The floor is open. Feel free to add your two cents.



  1. Not for nothing Ernie but it was a two point win.

  2. Every once in a while, Gilbride calls a game that takes a couple years off my life. You can't convert a third and long by throwing a 3-yard screen to the wideout, especially when your is quarterback throwing the deep ball effectively. I can't believe I'm saying this, but the best hope for the Giants offense is to throw the deep and over the middle.

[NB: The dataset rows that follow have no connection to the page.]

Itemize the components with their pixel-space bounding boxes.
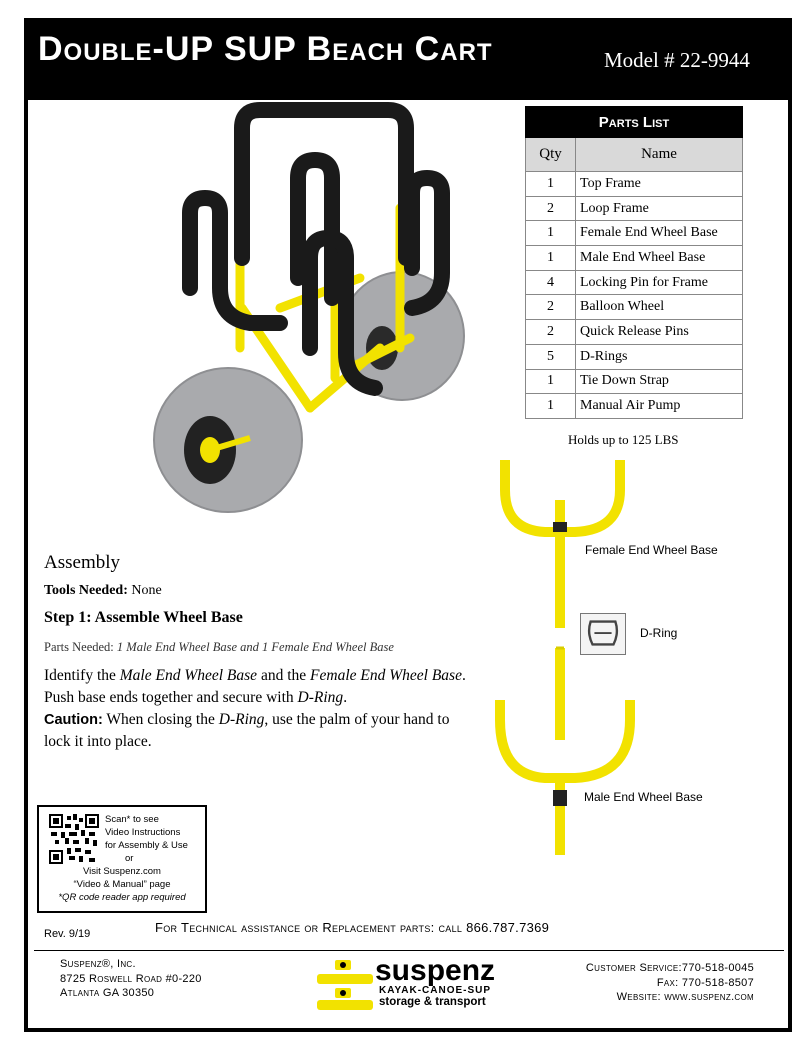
- step-title: [44, 609, 243, 627]
- website[interactable]: Website: www.suspenz.com: [616, 991, 754, 1003]
- qty-cell: 1: [526, 221, 576, 246]
- technical-assistance-line: For Technical assistance or Replacement parts: call 866.787.7369: [155, 920, 550, 935]
- d-ring-icon: [581, 614, 625, 654]
- qty-cell: 2: [526, 320, 576, 345]
- parts-list-table: [525, 106, 743, 419]
- logo-wordmark: suspenz: [375, 954, 496, 987]
- table-row: [526, 246, 743, 271]
- company-address: [60, 957, 202, 1001]
- qr-footnote: *QR code reader app required: [58, 892, 186, 903]
- cart-illustration: [150, 98, 490, 516]
- qty-cell: 2: [526, 196, 576, 221]
- fax-number: Fax: 770-518-8507: [656, 976, 754, 989]
- name-cell: D-Rings: [576, 344, 743, 369]
- desc-text: . Push base ends together and secure with: [44, 667, 466, 706]
- address-line: Atlanta GA 30350: [60, 987, 155, 999]
- table-row: [526, 394, 743, 419]
- table-row: [526, 369, 743, 394]
- qty-cell: 1: [526, 172, 576, 197]
- tools-needed-label: Tools Needed:: [44, 583, 128, 598]
- table-row: [526, 196, 743, 221]
- customer-service-phone: Customer Service:770-518-0045: [585, 962, 754, 974]
- model-number: Model # 22-9944: [604, 48, 750, 72]
- qr-line: for Assembly & Use: [105, 840, 188, 851]
- qty-cell: 4: [526, 270, 576, 295]
- qr-line: “Video & Manual” page: [73, 879, 171, 890]
- column-header-name: Name: [576, 138, 743, 172]
- caution-text: , use the palm of your hand to lock it into place.: [44, 711, 450, 750]
- table-row: [526, 320, 743, 345]
- name-cell: Locking Pin for Frame: [576, 270, 743, 295]
- qty-cell: 1: [526, 369, 576, 394]
- desc-part-female: Female End Wheel Base: [310, 667, 462, 684]
- table-row: [526, 221, 743, 246]
- qr-line: Visit Suspenz.com: [83, 866, 161, 877]
- parts-needed-label: Parts Needed:: [44, 640, 114, 654]
- desc-text: and the: [257, 667, 311, 684]
- desc-part-dring: D-Ring: [297, 689, 344, 706]
- desc-part-male: Male End Wheel Base: [119, 667, 258, 684]
- name-cell: Male End Wheel Base: [576, 246, 743, 271]
- caution-text: When closing the: [102, 711, 219, 728]
- tools-needed-value: None: [131, 583, 162, 598]
- logo-tagline: storage & transport: [379, 996, 486, 1008]
- qr-line: Video Instructions: [105, 827, 181, 838]
- parts-needed-value: 1 Male End Wheel Base and 1 Female End Wheel Base: [116, 640, 394, 654]
- desc-text: .: [343, 689, 348, 706]
- label-female-end-wheel-base: Female End Wheel Base: [585, 543, 718, 557]
- name-cell: Manual Air Pump: [576, 394, 743, 419]
- table-row: [526, 295, 743, 320]
- tools-needed: [44, 583, 162, 599]
- revision-date: Rev. 9/19: [44, 928, 91, 940]
- column-header-qty: Qty: [526, 138, 576, 172]
- parts-needed: [44, 640, 394, 655]
- qty-cell: 1: [526, 246, 576, 271]
- suspenz-logo: [315, 954, 505, 1013]
- footer-divider: [34, 950, 784, 951]
- assembly-heading: Assembly: [44, 552, 120, 573]
- name-cell: Top Frame: [576, 172, 743, 197]
- label-male-end-wheel-base: Male End Wheel Base: [584, 790, 703, 804]
- caution-label: Caution:: [44, 712, 103, 728]
- d-ring-image: [580, 613, 626, 655]
- name-cell: Balloon Wheel: [576, 295, 743, 320]
- qty-cell: 1: [526, 394, 576, 419]
- name-cell: Loop Frame: [576, 196, 743, 221]
- name-cell: Tie Down Strap: [576, 369, 743, 394]
- qr-line: or: [125, 853, 134, 864]
- logo-tagline: KAYAK-CANOE-SUP: [379, 985, 492, 996]
- wheel-base-illustration: [490, 450, 640, 870]
- qr-instructions: [39, 813, 205, 904]
- table-row: [526, 344, 743, 369]
- label-d-ring: D-Ring: [640, 626, 678, 640]
- contact-info: [586, 961, 754, 1005]
- qr-line: Scan* to see: [105, 814, 159, 825]
- name-cell: Quick Release Pins: [576, 320, 743, 345]
- step-title-text: Step 1: Assemble Wheel Base: [44, 609, 243, 626]
- suspenz-logo-icon: [315, 958, 377, 1012]
- qr-code-box: [37, 805, 207, 913]
- assembly-description: [44, 665, 469, 753]
- desc-text: Identify the: [44, 667, 120, 684]
- qty-cell: 5: [526, 344, 576, 369]
- caution-part-dring: D-Ring: [218, 711, 265, 728]
- capacity-note: Holds up to 125 LBS: [568, 432, 679, 447]
- parts-list-caption: Parts List: [526, 107, 743, 138]
- table-row: [526, 270, 743, 295]
- name-cell: Female End Wheel Base: [576, 221, 743, 246]
- address-line: Suspenz®, Inc.: [60, 958, 136, 970]
- qty-cell: 2: [526, 295, 576, 320]
- page-title: Double-UP SUP Beach Cart: [38, 30, 493, 68]
- address-line: 8725 Roswell Road #0-220: [60, 972, 202, 985]
- table-row: [526, 172, 743, 197]
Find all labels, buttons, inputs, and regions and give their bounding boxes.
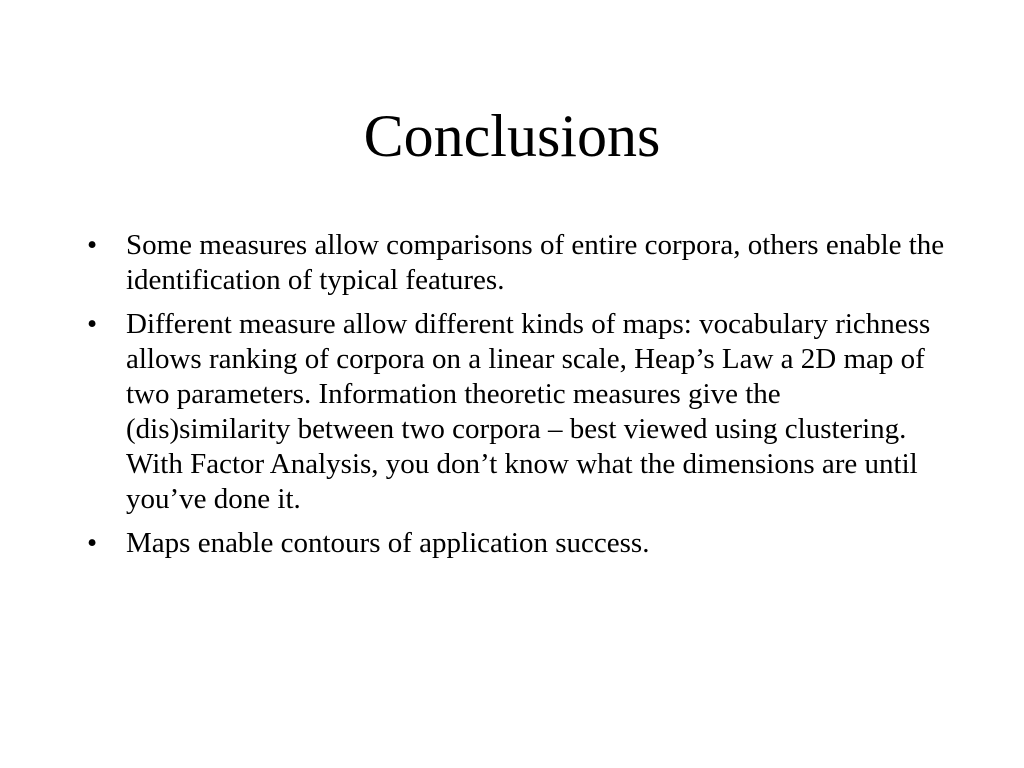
bullet-text: Some measures allow comparisons of entire corpora, others enable the identification of typical features. [126,229,945,296]
bullet-text: Maps enable contours of application success. [126,527,650,559]
bullet-marker: • [87,308,98,340]
slide-title: Conclusions [363,103,661,169]
bullet-marker: • [87,229,98,261]
bullet-list [87,228,947,570]
bullet-item [87,228,947,298]
bullet-marker: • [87,527,98,559]
bullet-item [87,307,947,517]
bullet-text: Different measure allow different kinds of maps: vocabulary richness allows ranking of corpora on a linear scale, Heap’s Law a 2D map of two parameters. Information theoretic measures give the (dis)similarity between two corpora – best viewed using clustering. With Factor Analysis, you don’t know what the dimensions are until you’ve done it. [126,308,931,515]
bullet-item [87,526,947,561]
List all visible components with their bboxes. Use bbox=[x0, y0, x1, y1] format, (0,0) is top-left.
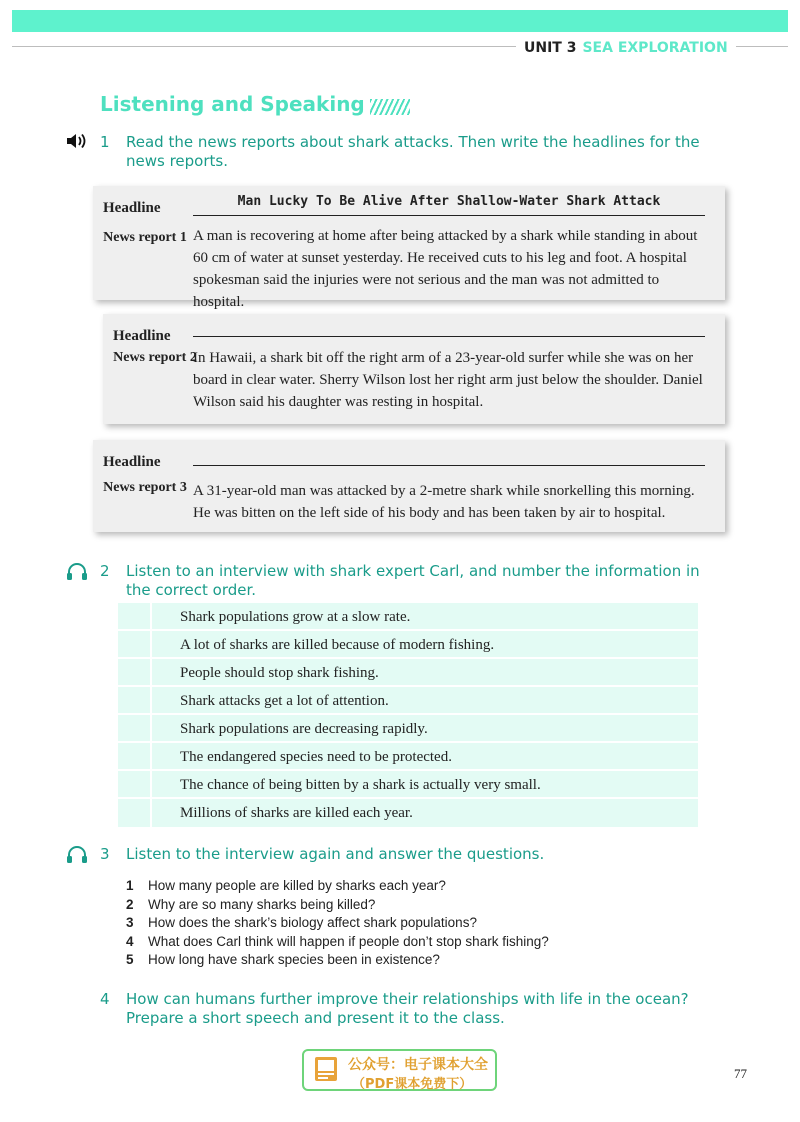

This would also help keep their safeties from coming into the box and shutting down our the running game like the Cowbays did Sunday.

  3. The running game to me looks like they are trying to go off center or guard into a run stopping D instead of off tackle in prior years ... The Redskins and Cowboys seemed to dare the Jints to throw ... Mannings seems tobe on the same page with these kids instead of years past when he had no timing with the idiot tight end Shockey and Plexico ... just goes to show what reps will do for you ...

  4. OSI needs to stop playing so lazy.Hey Osi stop running up the field every play forgetting about the run..Whats his problem.At Least 180 of the 250 yards were right up his ***

  5. Howard:

    Thanks. Lost my calculator. Now you know why I'm a sportswriter and not a mathematician. Duly corrected.

  6. I couldn't agree more with all the grades. Especially the coaching grade. I can't understand why, after ABUSING the Dallas secondary, they didn't send receivers to the end zone more often.

  7. I think you were a little harsh on the coaching. I'd give em a C+. The offense scored and the ball was thrown down the field a little more. Teams will stop packing the box and the running game will be fine.

  8. The Red Zone failure is not new. It must be addressed before it costs the Giants a game. Gilbride has failed to improve this obvious deficiency for a while. His status must be looked at.

  9. I like Kevin Gilbride, and I think he's one of the best OC's in the league. I think it's a bit over-aggressive to say he should be replaced. Does he need to work on his third down play calling? Of course. Should he be fired because we were 0-5 in the red zone? No. As long as he doesn't take over the HC spot when Coughlin retires. I'm content with him where he is.

  10. I'd love to see a breakdown of yards per rush for Dallas in the various gaps.

    EP - nice giving props to Webster - his week 1 performance was generally under-appreciated imo as most people focused on that silly helmet grabbing thing.

  11. Webster is a shut down corner now. Reese has spent the last few drafts rebuilding the secondary and the results are paying off. Hopefully Ross can get back into action soon.

  12. Great summary Ernie. I agree, the red zone offense is beyond horrible and I have no idea why they threw to Hedgecock at the 11. Awful. Maybe they were trying to make the defense think about him later on by giving him that play, but it really was surprising. I'm 26 and turning grey watching plays like that.

    You're right, why can't they just spread it out and throw the ball down there? We're so conservative at times, it makes me sick. I've always had questions about Gilbride in the red zone. Hopefully Eli will pull a Peyton soon and start calling his own plays.